Speaking of which, I’ve been writing around Barry Allen so far, because it’s hard to know what to make of him at this juncture. “The Scientist” doesn’t bother pretending that he’s just another guest star, and that fact becomes clear at his introduction, as the show follows his rain-soaked journey from the train station long before it explains who he is. Barry is allowed to usurp Oliver’s usual place for much of the episode, as he becomes the new object of Felicity’s terminally awkward affections and shows off his own brilliance when he explains what really happened during the robbery. This is a calculated gamble, as the audience has had a season and a half to establish a bond with Oliver, so it can be off-putting to see some interloper step in and outsmart the show’s normal star. Fortunately, Oliver doesn’t waste much time in regaining the upper hand; after all, he quickly works out that Barry isn’t telling the whole truth about why he’s in Starling City, and Oliver does have some prior experience with this impossible scenario from his time on the island. Perhaps most importantly, Oliver gets to mock how ridiculously young Barry looks on multiple occasions. Yes, it makes the Arrow look like a bit of a dick, but it’s an amusing way of reinforcing that this is still Oliver’s show, and he’s still the only serious crime-fighter around, at least for now.

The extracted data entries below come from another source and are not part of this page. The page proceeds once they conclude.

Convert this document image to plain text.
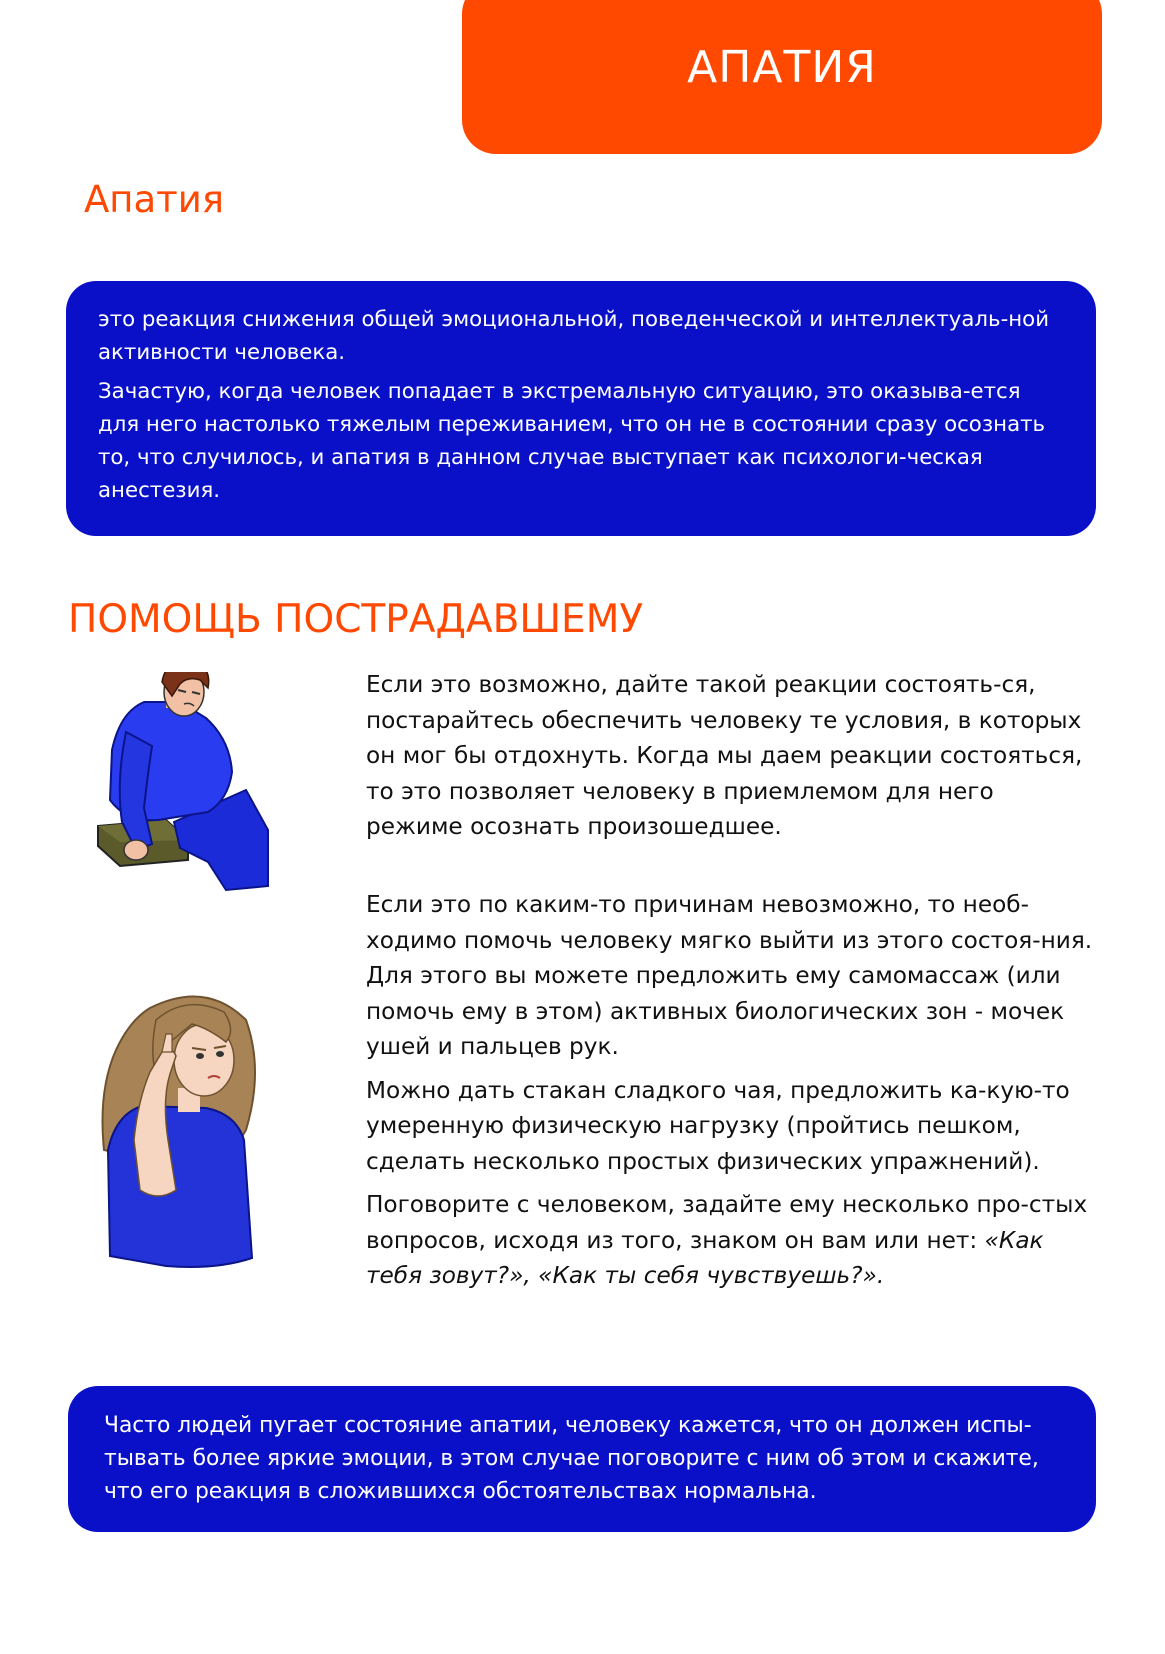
АПАТИЯ
Апатия

это реакция снижения общей эмоциональной, поведенческой и интеллектуаль-ной активности человека.

Зачастую, когда человек попадает в экстремальную ситуацию, это оказыва-ется для него настолько тяжелым переживанием, что он не в состоянии сразу осознать то, что случилось, и апатия в данном случае выступает как психологи-ческая анестезия.

ПОМОЩЬ ПОСТРАДАВШЕМУ

Если это возможно, дайте такой реакции состоять-ся, постарайтесь обеспечить человеку те условия, в которых он мог бы отдохнуть. Когда мы даем реакции состояться, то это позволяет человеку в приемлемом для него режиме осознать произошедшее.

Если это по каким-то причинам невозможно, то необ-ходимо помочь человеку мягко выйти из этого состоя-ния. Для этого вы можете предложить ему самомассаж (или помочь ему в этом) активных биологических зон - мочек ушей и пальцев рук.

Можно дать стакан сладкого чая, предложить ка-кую-то умеренную физическую нагрузку (пройтись пешком, сделать несколько простых физических упражнений).

Поговорите с человеком, задайте ему несколько про-стых вопросов, исходя из того, знаком он вам или нет: «Как тебя зовут?», «Как ты себя чувствуешь?».

Часто людей пугает состояние апатии, человеку кажется, что он должен испы-тывать более яркие эмоции, в этом случае поговорите с ним об этом и скажите, что его реакция в сложившихся обстоятельствах нормальна.
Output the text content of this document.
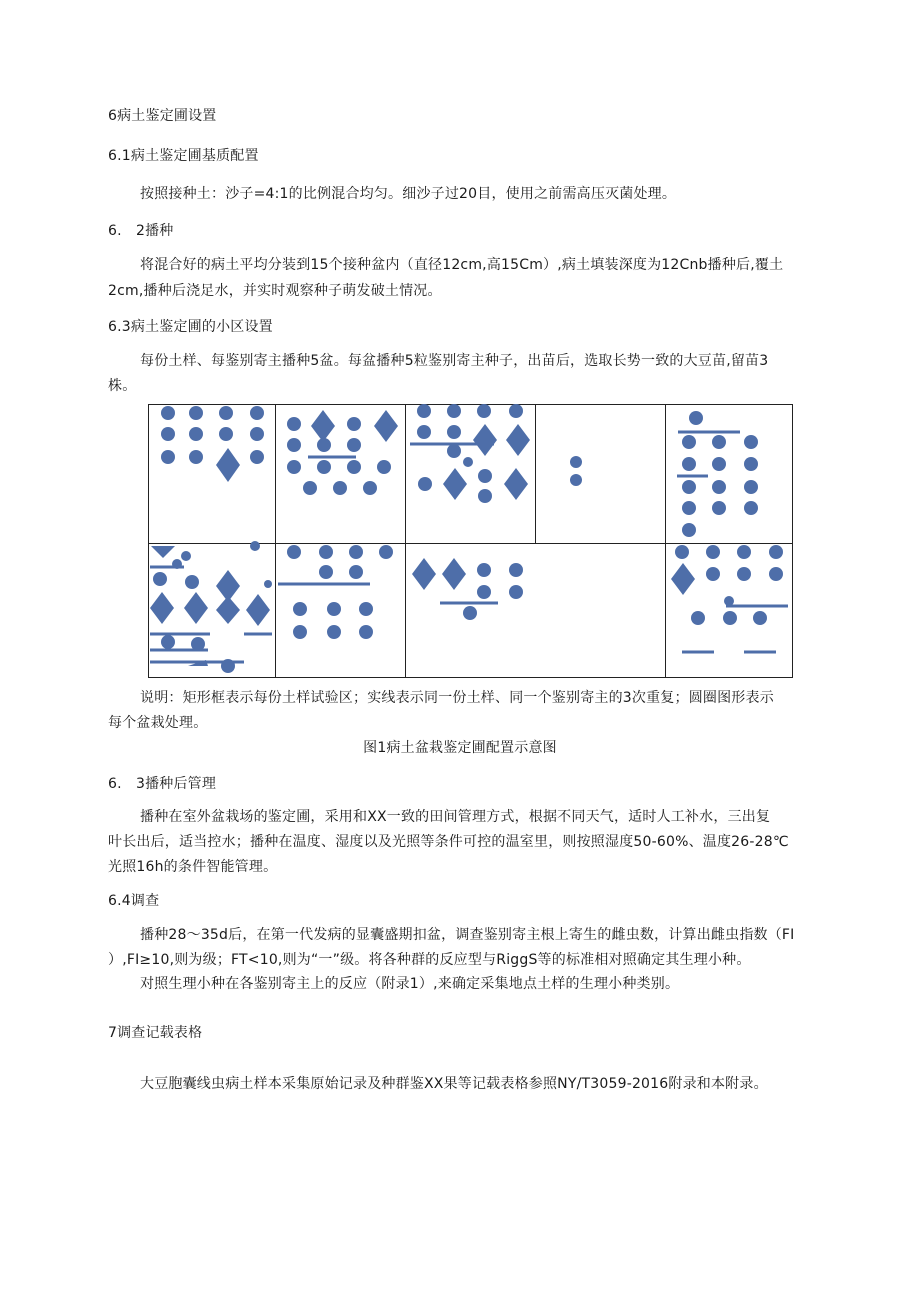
6病土鉴定圃设置
6.1病土鉴定圃基质配置
按照接种土：沙子=4:1的比例混合均匀。细沙子过20目，使用之前需高压灭菌处理。
6.　2播种
将混合好的病土平均分装到15个接种盆内（直径12cm,高15Cm）,病土填装深度为12Cnb播种后,覆土
2cm,播种后浇足水，并实时观察种子萌发破土情况。
6.3病土鉴定圃的小区设置
每份土样、每鉴别寄主播种5盆。每盆播种5粒鉴别寄主种子，出苗后，选取长势一致的大豆苗,留苗3
株。
说明：矩形框表示每份土样试验区；实线表示同一份土样、同一个鉴别寄主的3次重复；圆圈图形表示
每个盆栽处理。
图1病土盆栽鉴定圃配置示意图
6.　3播种后管理
播种在室外盆栽场的鉴定圃，采用和XX一致的田间管理方式，根据不同天气，适时人工补水，三出复
叶长出后，适当控水；播种在温度、湿度以及光照等条件可控的温室里，则按照湿度50-60%、温度26-28℃
光照16h的条件智能管理。
6.4调查
播种28～35d后，在第一代发病的显囊盛期扣盆，调查鉴别寄主根上寄生的雌虫数，计算出雌虫指数（FI
）,FI≥10,则为级；FT<10,则为“一”级。将各种群的反应型与RiggS等的标准相对照确定其生理小种。
对照生理小种在各鉴别寄主上的反应（附录1）,来确定采集地点土样的生理小种类别。
7调查记载表格
大豆胞囊线虫病土样本采集原始记录及种群鉴XX果等记载表格参照NY/T3059-2016附录和本附录。
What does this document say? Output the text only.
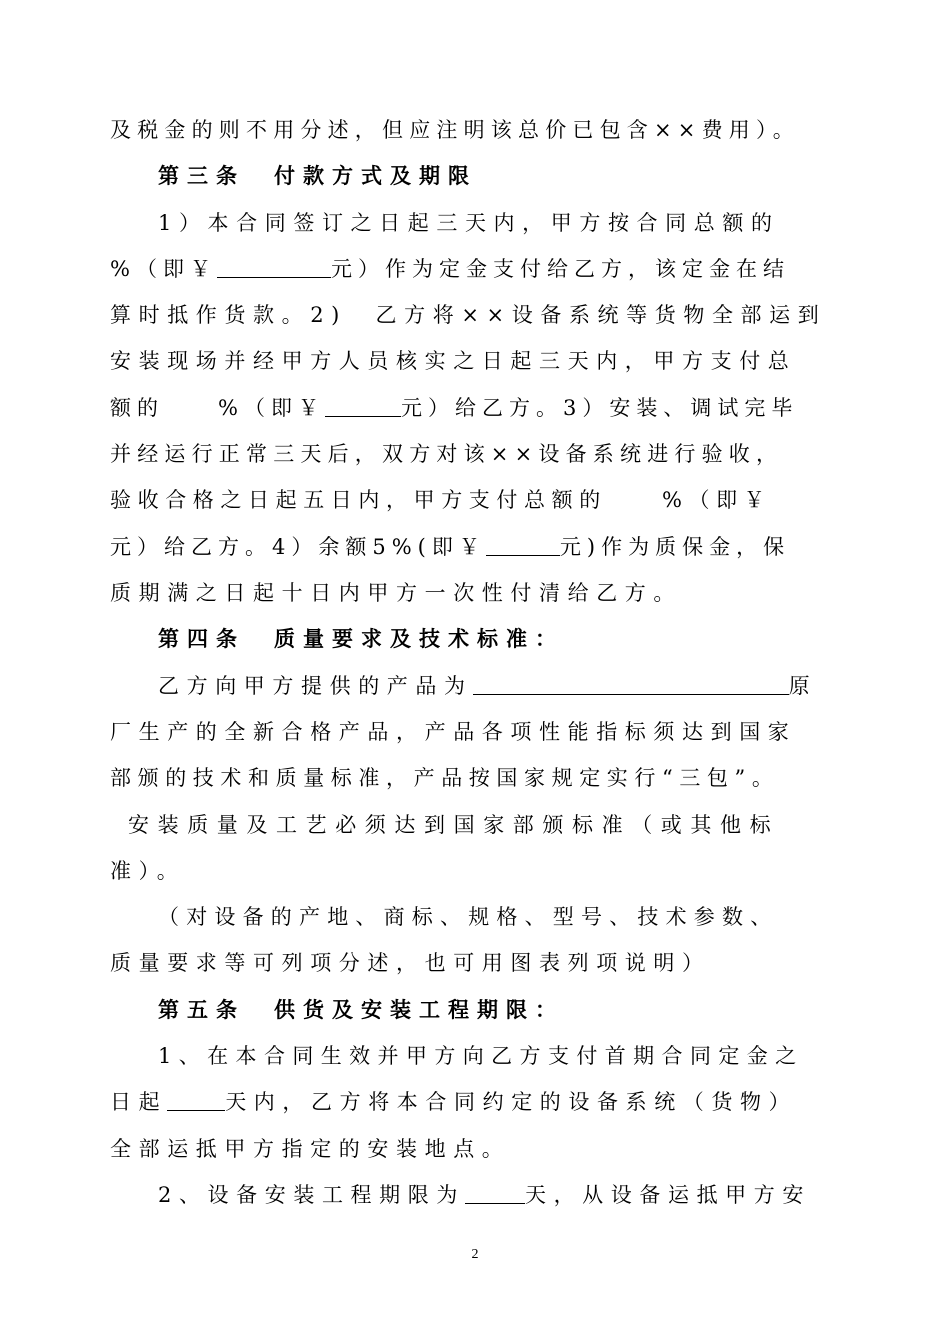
及税金的则不用分述，但应注明该总价已包含××费用）。
第三条　付款方式及期限
1）本合同签订之日起三天内，甲方按合同总额的
%（即￥	元）作为定金支付给乙方，该定金在结
算时抵作货款。2)　乙方将××设备系统等货物全部运到
安装现场并经甲方人员核实之日起三天内，甲方支付总
额的　　%（即￥	元）给乙方。3）安装、调试完毕
并经运行正常三天后，双方对该××设备系统进行验收，
验收合格之日起五日内，甲方支付总额的　　%（即￥
元）给乙方。4）余额5%(即￥	元)作为质保金，保
质期满之日起十日内甲方一次性付清给乙方。
第四条　质量要求及技术标准：
乙方向甲方提供的产品为	原
厂生产的全新合格产品，产品各项性能指标须达到国家
部颁的技术和质量标准，产品按国家规定实行“三包”。
安装质量及工艺必须达到国家部颁标准（或其他标
准）。
（对设备的产地、商标、规格、型号、技术参数、
质量要求等可列项分述，也可用图表列项说明）
第五条　供货及安装工程期限：
1、在本合同生效并甲方向乙方支付首期合同定金之
日起	天内，乙方将本合同约定的设备系统（货物）
全部运抵甲方指定的安装地点。
2、设备安装工程期限为	天，从设备运抵甲方安
2
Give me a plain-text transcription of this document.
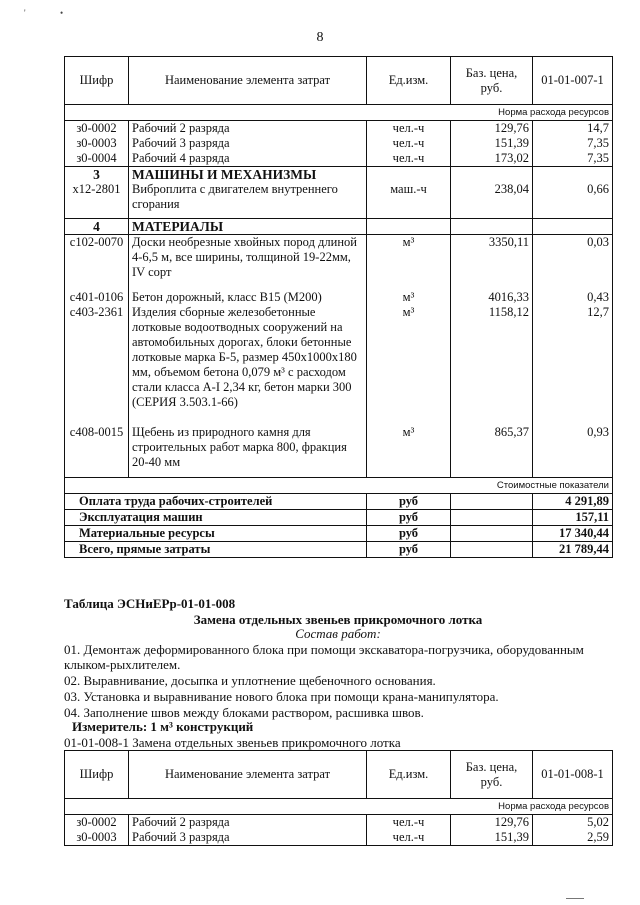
'	•
8
Шифр	Наименование элемента затрат	Ед.изм.	Баз. цена, руб.	01-01-007-1
Норма расхода ресурсов				
з0-0002	Рабочий 2 разряда	чел.-ч	129,76	14,7
з0-0003	Рабочий 3 разряда	чел.-ч	151,39	7,35
з0-0004	Рабочий 4 разряда	чел.-ч	173,02	7,35
3	МАШИНЫ И МЕХАНИЗМЫ			
х12-2801	Виброплита с двигателем внутреннего сгорания	маш.-ч	238,04	0,66
4	МАТЕРИАЛЫ			
с102-0070	Доски необрезные хвойных пород длиной 4-6,5 м, все ширины, толщиной 19-22мм, IV сорт	м³	3350,11	0,03
с401-0106	Бетон дорожный, класс В15 (М200)	м³	4016,33	0,43
с403-2361	Изделия сборные железобетонные лотковые водоотводных сооружений на автомобильных дорогах, блоки бетонные лотковые марка Б-5, размер 450х1000х180 мм, объемом бетона 0,079 м³ с расходом стали класса А-I 2,34 кг, бетон марки 300 (СЕРИЯ 3.503.1-66)	м³	1158,12	12,7
с408-0015	Щебень из природного камня для строительных работ марка 800, фракция 20-40 мм	м³	865,37	0,93
Стоимостные показатели				
Оплата труда рабочих-строителей		руб		4 291,89
Эксплуатация машин		руб		157,11
Материальные ресурсы		руб		17 340,44
Всего, прямые затраты		руб		21 789,44
Таблица ЭСНиЕРр-01-01-008
Замена отдельных звеньев прикромочного лотка
Состав работ:
01. Демонтаж деформированного блока при помощи экскаватора-погрузчика, оборудованным
клыком-рыхлителем.
02. Выравнивание, досыпка и уплотнение щебеночного основания.
03. Установка и выравнивание нового блока при помощи крана-манипулятора.
04. Заполнение швов между блоками раствором, расшивка швов.
Измеритель: 1 м³ конструкций
01-01-008-1 Замена отдельных звеньев прикромочного лотка
Шифр	Наименование элемента затрат	Ед.изм.	Баз. цена, руб.	01-01-008-1
Норма расхода ресурсов				
з0-0002	Рабочий 2 разряда	чел.-ч	129,76	5,02
з0-0003	Рабочий 3 разряда	чел.-ч	151,39	2,59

Indeed, the immediate question is how Oliver and Arrow in general are going to deal with the emergence of superpowered foes in both the past and the present. In Oliver’s two tussles with Brother Blood’s henchman, the show does a creditable job upping the brutality of the fights without breaking the suspension of disbelief; the moment when Oliver is thrown several feet into the air looks great even before the show’s limited budget is factored in. It’s also reassuring that Oliver is not completely outmatched by his foe, even if he does end the episode at the brink of death. The initial fight in cabin of the speeding truck indicates that Oliver is a cunning enough fighter that he can compensate for his lack of enhanced abilities. The acknowledgment that he took on such foes on the island and emerged victorious is a clever touch, as it allows Oliver to maintain a relatively powerful position within the show’s narrative logic, even if he can’t punch through solid steel walls. “The Scientist” might represent a brave new world for the show, but it’s something Oliver already has years of experience with. Now it’s just a question of whether he will make it through the night, and there’s no better way to initiate Barry into the inner circle of the Arrow universe than by saving Oliver’s life.


Stray observations:

  • For more proof that Oliver is still very much in charge of his own show, the guy shot an arrow through Roy’s leg to keep him from interfering. This might be a kinder, gentler vigilante this season, but he doesn’t mess around when it comes to interference from amateurs—particularly when said amateur is his sister’s boyfriend.
  • The show dispenses with Malcolm Merlyn for the time being, as Moira apparently uses the mention of Nanda Parbat to figure out just who might be looking for Malcolm, and so she forces him to go on the run from Ra’s al Ghul. Her knowledge of the League of Assassins is either a weird bit of plotting or a hint that Moira knows far, far more about the criminal underworld than we already thought she did. In any event, I’m curious to see where Malcolm and Moira’s story is going, even if I’m pretty sure it’s going on a little break.
  • Oh, hey, Slade Wilson died, I guess. Actually, I’m certain he didn’t die, and not just because he’s noted comic book character Slade Wilson—a character famous for his healing factor, no less—or the fact that the show would never kill off a major character so offhandedly in a table-setting episode. No, I’m certain because present-day Sara previously asked Oliver what became of Slade, which would seem to prove he comes back. So I somehow doubt we’ve seen the last of Manu Bennett, which is never a bad thing… even if it apparently means we’re in for a deeply weird love triangle (or quadrangle, possible) when he wakes up.